VOIES D’EXECUTION – SAISIE IMMOBILIERE – JUGEMENT D’ADJUDICATION – ACTION EN REVENDICATION DE PROPRIETE DE L’IMMEUBLE – IMMEUBLE RELEVANT NECESSAIREMENT DES NORMES DU DROIT FONCIER BURKINABE – INAPPLICATION DES DISPOSITIONS DE L’ACTE UNIFORME PORTANT VOIES D’EXECUTION (OUI) – ANNULATION DU JUGEMENT D’ADJUDICATION – INCOMPETENCE DE LA CCJA (OUI).
Il est de règle que dans la procédure de saisie immobilière, entre les parties, le transfert de propriété se réalise dès le prononcé du jugement d’adjudication.

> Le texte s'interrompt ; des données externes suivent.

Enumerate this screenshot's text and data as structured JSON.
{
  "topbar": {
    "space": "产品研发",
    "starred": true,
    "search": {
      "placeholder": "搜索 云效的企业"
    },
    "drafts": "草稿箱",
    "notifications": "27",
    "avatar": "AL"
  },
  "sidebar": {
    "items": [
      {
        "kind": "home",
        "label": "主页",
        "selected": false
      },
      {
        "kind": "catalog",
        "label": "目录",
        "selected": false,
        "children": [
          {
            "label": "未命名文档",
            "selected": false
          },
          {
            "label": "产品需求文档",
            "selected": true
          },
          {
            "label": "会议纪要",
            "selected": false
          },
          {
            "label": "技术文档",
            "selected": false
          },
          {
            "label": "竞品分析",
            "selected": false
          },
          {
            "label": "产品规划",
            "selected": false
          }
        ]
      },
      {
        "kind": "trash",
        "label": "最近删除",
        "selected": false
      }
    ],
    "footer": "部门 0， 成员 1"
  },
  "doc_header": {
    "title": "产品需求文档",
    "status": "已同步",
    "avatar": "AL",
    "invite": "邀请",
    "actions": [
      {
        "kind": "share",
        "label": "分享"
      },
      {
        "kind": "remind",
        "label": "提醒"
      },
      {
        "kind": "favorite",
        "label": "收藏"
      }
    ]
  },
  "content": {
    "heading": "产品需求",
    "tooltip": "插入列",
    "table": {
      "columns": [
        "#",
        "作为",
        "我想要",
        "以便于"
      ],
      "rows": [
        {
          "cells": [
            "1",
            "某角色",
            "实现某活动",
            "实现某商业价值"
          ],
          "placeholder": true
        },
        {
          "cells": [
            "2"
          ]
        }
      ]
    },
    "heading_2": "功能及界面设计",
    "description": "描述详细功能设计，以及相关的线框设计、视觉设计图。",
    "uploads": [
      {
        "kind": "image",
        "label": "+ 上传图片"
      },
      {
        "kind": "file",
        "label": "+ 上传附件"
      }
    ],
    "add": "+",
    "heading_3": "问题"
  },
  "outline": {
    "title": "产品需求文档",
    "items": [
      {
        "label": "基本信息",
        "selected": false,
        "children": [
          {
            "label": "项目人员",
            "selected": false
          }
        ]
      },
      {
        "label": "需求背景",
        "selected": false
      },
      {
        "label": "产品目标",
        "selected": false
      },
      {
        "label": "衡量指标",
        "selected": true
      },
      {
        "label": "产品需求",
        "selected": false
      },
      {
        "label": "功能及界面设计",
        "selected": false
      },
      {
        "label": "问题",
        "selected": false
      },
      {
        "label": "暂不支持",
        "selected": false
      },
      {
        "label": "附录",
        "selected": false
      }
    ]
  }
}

Toutefois, l’adjudication ne transmettant à l’adjudicataire d’autres droits de propriété que ceux appartenant au saisi, si celui-ci n’était pas le véritable propriétaire de l’immeuble adjugé, ce dernier pourrait légitimement exercer contre l’adjudicataire une action en revendication, dès lors que le revendiquant se fonde sur un droit réel incontestable qui, en raison de son caractère absolu, emporte droit de suite et de préférence.

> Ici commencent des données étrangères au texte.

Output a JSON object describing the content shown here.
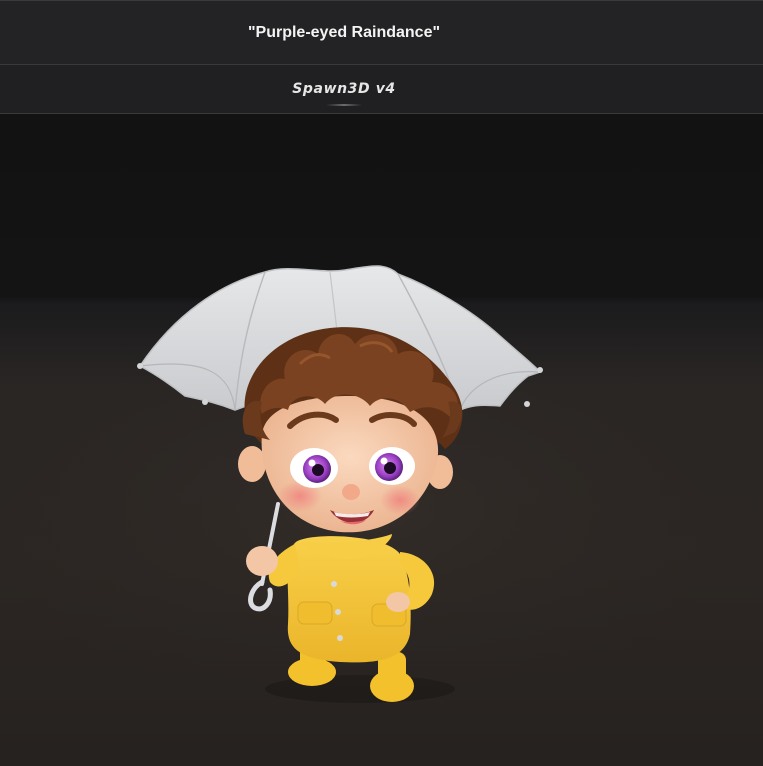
{
  "header": {
    "title": "\"Purple-eyed Raindance\""
  },
  "model_bar": {
    "model_label": "Spawn3D v4"
  },
  "viewport": {
    "subject": "3D cartoon child in yellow raincoat holding a white umbrella",
    "colors": {
      "raincoat": "#f5c534",
      "umbrella": "#d9dadc",
      "hair": "#6b3a1c",
      "eyes": "#9b3fc4",
      "skin": "#f6c9a8",
      "backdrop_top": "#121212",
      "floor": "#2b2623"
    }
  }
}
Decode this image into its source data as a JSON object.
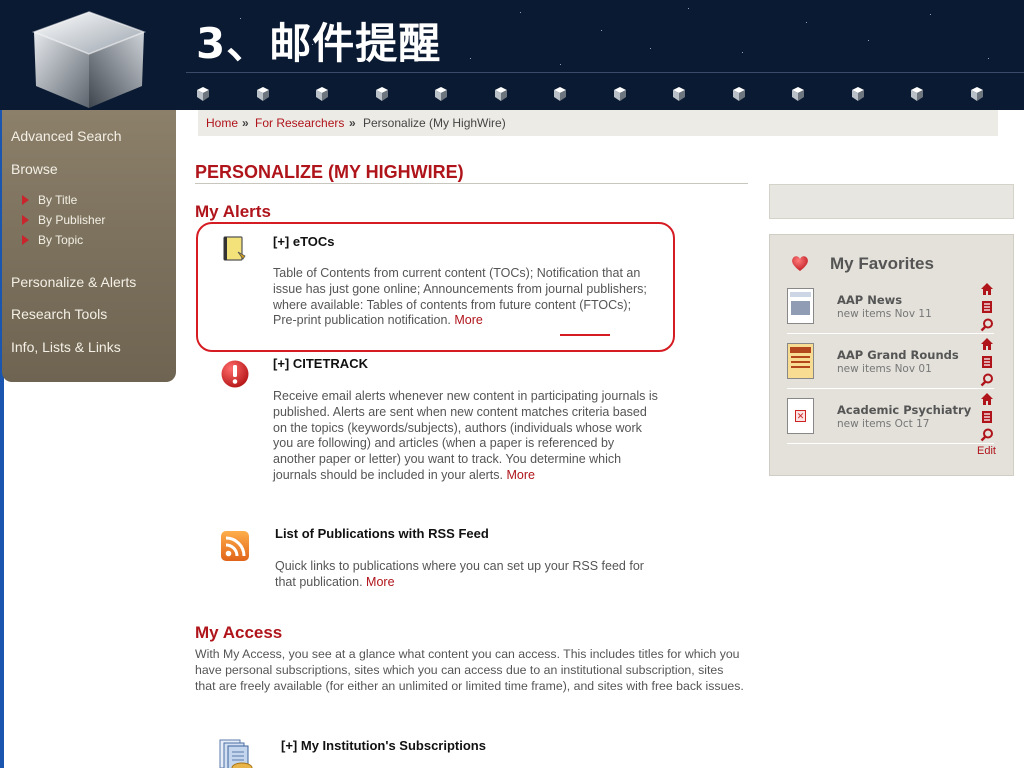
{
  "slide": {
    "title": "3、邮件提醒"
  },
  "sidebar": {
    "items": [
      {
        "label": "Advanced Search"
      },
      {
        "label": "Browse"
      },
      {
        "label": "By Title"
      },
      {
        "label": "By Publisher"
      },
      {
        "label": "By Topic"
      },
      {
        "label": "Personalize & Alerts"
      },
      {
        "label": "Research Tools"
      },
      {
        "label": "Info, Lists & Links"
      }
    ]
  },
  "breadcrumb": {
    "home": "Home",
    "sep": "»",
    "researchers": "For Researchers",
    "current": "Personalize (My HighWire)"
  },
  "page": {
    "heading": "PERSONALIZE (MY HIGHWIRE)"
  },
  "alerts": {
    "heading": "My Alerts",
    "items": [
      {
        "title": "[+] eTOCs",
        "desc": "Table of Contents from current content (TOCs); Notification that an issue has just gone online; Announcements from journal publishers; where available: Tables of contents from future content (FTOCs); Pre-print publication notification.",
        "more": "More"
      },
      {
        "title": "[+] CITETRACK",
        "desc": "Receive email alerts whenever new content in participating journals is published. Alerts are sent when new content matches criteria based on the topics (keywords/subjects), authors (individuals whose work you are following) and articles (when a paper is referenced by another paper or letter) you want to track. You determine which journals should be included in your alerts.",
        "more": "More"
      },
      {
        "title": "List of Publications with RSS Feed",
        "desc": "Quick links to publications where you can set up your RSS feed for that publication.",
        "more": "More"
      }
    ]
  },
  "access": {
    "heading": "My Access",
    "desc": "With My Access, you see at a glance what content you can access. This includes titles for which you have personal subscriptions, sites which you can access due to an institutional subscription, sites that are freely available (for either an unlimited or limited time frame), and sites with free back issues.",
    "item_title": "[+] My Institution's Subscriptions"
  },
  "favorites": {
    "title": "My Favorites",
    "items": [
      {
        "name": "AAP News",
        "sub": "new items Nov 11"
      },
      {
        "name": "AAP Grand Rounds",
        "sub": "new items Nov 01"
      },
      {
        "name": "Academic Psychiatry",
        "sub": "new items Oct 17"
      }
    ],
    "edit": "Edit"
  },
  "colors": {
    "accent_red": "#b0141b",
    "highlight_red": "#d61c23",
    "sidebar": "#7d725e",
    "header_bg": "#0b1a33"
  }
}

II échet d’annuler le jugement entrepris, de se déclarer incompétent à statuer en la cause et de renvoyer les parties à se pourvoir ainsi qu’elles aviseront, dès lors que l’appréciation de la nature, de l’étendue et de la force probante des droits réels et des titres y afférents excipés par l’appelant sur l’immeuble litigieux relève nécessairement des normes du droit foncier burkinabé et non des dispositions de l’Acte uniforme portant voies d’exécution, sur lesquelles les premiers juges ont fondé leur décision et qui sont manifestement inapplicables en la cause pour trancher un litige portant principalement sur la propriété du même immeuble adjugé à l’une de parties litigantes et revendiqué par l’autre.
Article 246 AUPSRVE
Article 296 AUPSRVE
Article 299 AUPSRVE
Article 308 AUPSRVE
Article 313 AUPSRVE
C.C.J.A. 2ème Chambre, arrêt n 011 du 26 février 2009, affaire : Société Tamoil Burkina S.A c/ S dit B, Juris Ohada, n 2/2009, avril-juin, p. 25. Actualités juridiques n 60-61, p. 420.

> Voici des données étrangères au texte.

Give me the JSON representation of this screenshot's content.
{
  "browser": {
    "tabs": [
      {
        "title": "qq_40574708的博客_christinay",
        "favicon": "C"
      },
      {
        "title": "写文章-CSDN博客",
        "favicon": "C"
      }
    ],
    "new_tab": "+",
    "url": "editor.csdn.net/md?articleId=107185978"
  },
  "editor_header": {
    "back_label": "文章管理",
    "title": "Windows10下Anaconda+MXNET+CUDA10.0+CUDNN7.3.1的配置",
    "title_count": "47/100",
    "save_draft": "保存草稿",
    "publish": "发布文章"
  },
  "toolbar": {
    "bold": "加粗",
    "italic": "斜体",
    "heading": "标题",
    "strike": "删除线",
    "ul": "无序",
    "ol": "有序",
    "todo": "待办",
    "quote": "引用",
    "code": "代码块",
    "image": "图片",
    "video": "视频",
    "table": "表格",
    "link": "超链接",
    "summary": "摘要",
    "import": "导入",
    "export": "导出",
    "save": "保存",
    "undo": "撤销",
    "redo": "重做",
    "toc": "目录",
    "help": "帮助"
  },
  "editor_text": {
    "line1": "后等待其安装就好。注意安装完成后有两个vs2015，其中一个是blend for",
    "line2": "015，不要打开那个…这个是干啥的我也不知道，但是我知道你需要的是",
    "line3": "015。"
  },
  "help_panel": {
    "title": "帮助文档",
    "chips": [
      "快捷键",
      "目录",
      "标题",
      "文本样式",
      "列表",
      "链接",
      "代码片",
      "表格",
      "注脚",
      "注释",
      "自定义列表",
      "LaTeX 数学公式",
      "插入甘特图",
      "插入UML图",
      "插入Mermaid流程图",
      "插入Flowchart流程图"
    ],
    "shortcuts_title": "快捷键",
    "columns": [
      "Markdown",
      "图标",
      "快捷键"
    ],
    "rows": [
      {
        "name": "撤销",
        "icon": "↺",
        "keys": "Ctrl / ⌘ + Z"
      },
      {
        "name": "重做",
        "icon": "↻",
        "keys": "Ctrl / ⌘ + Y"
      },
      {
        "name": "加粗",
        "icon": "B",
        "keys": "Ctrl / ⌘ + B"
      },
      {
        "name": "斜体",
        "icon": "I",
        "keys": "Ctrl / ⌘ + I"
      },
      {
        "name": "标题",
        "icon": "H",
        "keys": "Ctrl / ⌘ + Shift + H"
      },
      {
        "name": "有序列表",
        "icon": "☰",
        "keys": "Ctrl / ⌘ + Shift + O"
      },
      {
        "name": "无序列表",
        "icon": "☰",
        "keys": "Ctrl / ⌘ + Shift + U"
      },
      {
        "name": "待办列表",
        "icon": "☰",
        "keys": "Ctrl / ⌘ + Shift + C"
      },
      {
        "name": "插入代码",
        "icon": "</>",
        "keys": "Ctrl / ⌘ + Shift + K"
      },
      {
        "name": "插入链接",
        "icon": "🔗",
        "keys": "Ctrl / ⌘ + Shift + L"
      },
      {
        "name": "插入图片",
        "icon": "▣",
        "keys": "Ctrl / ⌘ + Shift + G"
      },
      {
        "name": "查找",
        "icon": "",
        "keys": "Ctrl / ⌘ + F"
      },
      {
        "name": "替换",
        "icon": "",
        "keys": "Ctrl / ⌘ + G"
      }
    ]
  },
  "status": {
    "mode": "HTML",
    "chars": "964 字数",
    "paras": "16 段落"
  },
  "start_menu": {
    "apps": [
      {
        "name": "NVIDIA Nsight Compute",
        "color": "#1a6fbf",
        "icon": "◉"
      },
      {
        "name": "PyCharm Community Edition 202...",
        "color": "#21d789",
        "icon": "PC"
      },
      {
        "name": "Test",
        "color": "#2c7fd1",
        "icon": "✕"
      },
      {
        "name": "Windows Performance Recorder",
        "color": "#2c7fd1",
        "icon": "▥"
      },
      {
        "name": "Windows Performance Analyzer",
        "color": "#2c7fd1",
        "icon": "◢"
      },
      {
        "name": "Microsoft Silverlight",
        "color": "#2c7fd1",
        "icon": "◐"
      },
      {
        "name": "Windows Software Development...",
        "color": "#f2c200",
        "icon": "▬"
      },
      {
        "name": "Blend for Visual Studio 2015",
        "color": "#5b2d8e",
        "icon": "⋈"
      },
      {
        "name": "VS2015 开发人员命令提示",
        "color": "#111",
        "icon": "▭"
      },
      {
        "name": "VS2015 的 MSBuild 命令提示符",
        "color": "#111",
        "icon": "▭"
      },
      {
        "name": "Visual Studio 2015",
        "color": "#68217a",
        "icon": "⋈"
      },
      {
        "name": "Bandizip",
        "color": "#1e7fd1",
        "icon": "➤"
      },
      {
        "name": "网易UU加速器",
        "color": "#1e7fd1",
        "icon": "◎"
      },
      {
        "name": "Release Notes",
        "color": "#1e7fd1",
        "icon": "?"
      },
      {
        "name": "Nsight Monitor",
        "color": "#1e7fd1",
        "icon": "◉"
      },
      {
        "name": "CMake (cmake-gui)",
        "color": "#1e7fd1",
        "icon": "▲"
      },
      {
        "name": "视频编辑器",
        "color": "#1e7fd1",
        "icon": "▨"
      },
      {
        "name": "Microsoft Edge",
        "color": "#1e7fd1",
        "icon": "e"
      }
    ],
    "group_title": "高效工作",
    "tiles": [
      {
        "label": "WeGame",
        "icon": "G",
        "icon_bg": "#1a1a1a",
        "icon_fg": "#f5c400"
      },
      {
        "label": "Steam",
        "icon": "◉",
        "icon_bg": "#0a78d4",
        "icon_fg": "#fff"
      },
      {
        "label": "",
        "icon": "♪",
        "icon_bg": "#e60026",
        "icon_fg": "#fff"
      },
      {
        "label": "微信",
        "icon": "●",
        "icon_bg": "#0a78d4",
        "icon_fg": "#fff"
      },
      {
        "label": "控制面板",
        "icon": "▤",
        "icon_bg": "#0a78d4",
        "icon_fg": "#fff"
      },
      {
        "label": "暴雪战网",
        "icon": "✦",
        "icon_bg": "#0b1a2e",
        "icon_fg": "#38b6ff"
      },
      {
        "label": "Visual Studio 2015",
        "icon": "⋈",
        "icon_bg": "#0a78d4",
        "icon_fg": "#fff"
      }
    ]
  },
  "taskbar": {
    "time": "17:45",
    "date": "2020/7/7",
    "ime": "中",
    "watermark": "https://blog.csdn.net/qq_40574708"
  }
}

Sur le pourvoi enregistré au greffe de la Cour de céans le 16 février2006 sous le n 007/2006/PC et formé par la SOPA YAGUIBOU et YANOGO, société d’Avocats sise au secteur 9 de la ville de Ouagadougou, rue 9.51, 02 BP 5765 Ouagadougou 02, agissant au nom et pour le compte de la Société Tamoil Burkina S.A demeurant au secteur n 2 de la ville de Ouagadougou, rue 210, 06 BP 9146 Ouagadougou 06, dans la cause qui oppose celle-ci à Monsieur S dit B demeurant à Ouagadougou, 01 BP 884 Ouagadougou 01.
En cassation de l’Arrêt n 20 rendu le 18 février 2005 par la Cour d’appel de Ouagadougou (Chambre Civile et Commerciale) et dont le dispositif est le suivant :
– « Statuant publiquement, contradictoirement, en matière commerciale et en dernier ressort.
En la forme
Déclare l’appel de Monsieur S dit B recevable.
Au fond
Infirme le jugement entrepris.
Statuant à nouveau, condamne la Société Tamoil Burkina S.A à payer à Monsieur S dit B le montant des loyers, cent cinquante mille (150 000) F OFA par mois ayant couru depuis l’occupation des lieux.
Ordonne en outre l’expulsion de la Société Tamoil des lieux, de ses biens et tous occupants de son chef.
Dit qu’il y a lieu à ordonner une astreinte.
Déboute Monsieur S dit B du surplus de sa demande.
Condamne Tamoil Burkina S.A aux dépens ».
La requérante invoque à l’appui de son pourvoi e moyen unique en deux branches tel qu’il figure à la requête annexée au présent arrêt.
Sur le rapport de Monsieur le Juge Boubacar DICKO
Vu les dispositions des articles 13 et 14 du Traité relatif à l’harmonisation du droit des affaires en Afrique.
Vu le Règlement de procédure de la Cour Commune de Justice et d’Arbitrage de l’OHADA.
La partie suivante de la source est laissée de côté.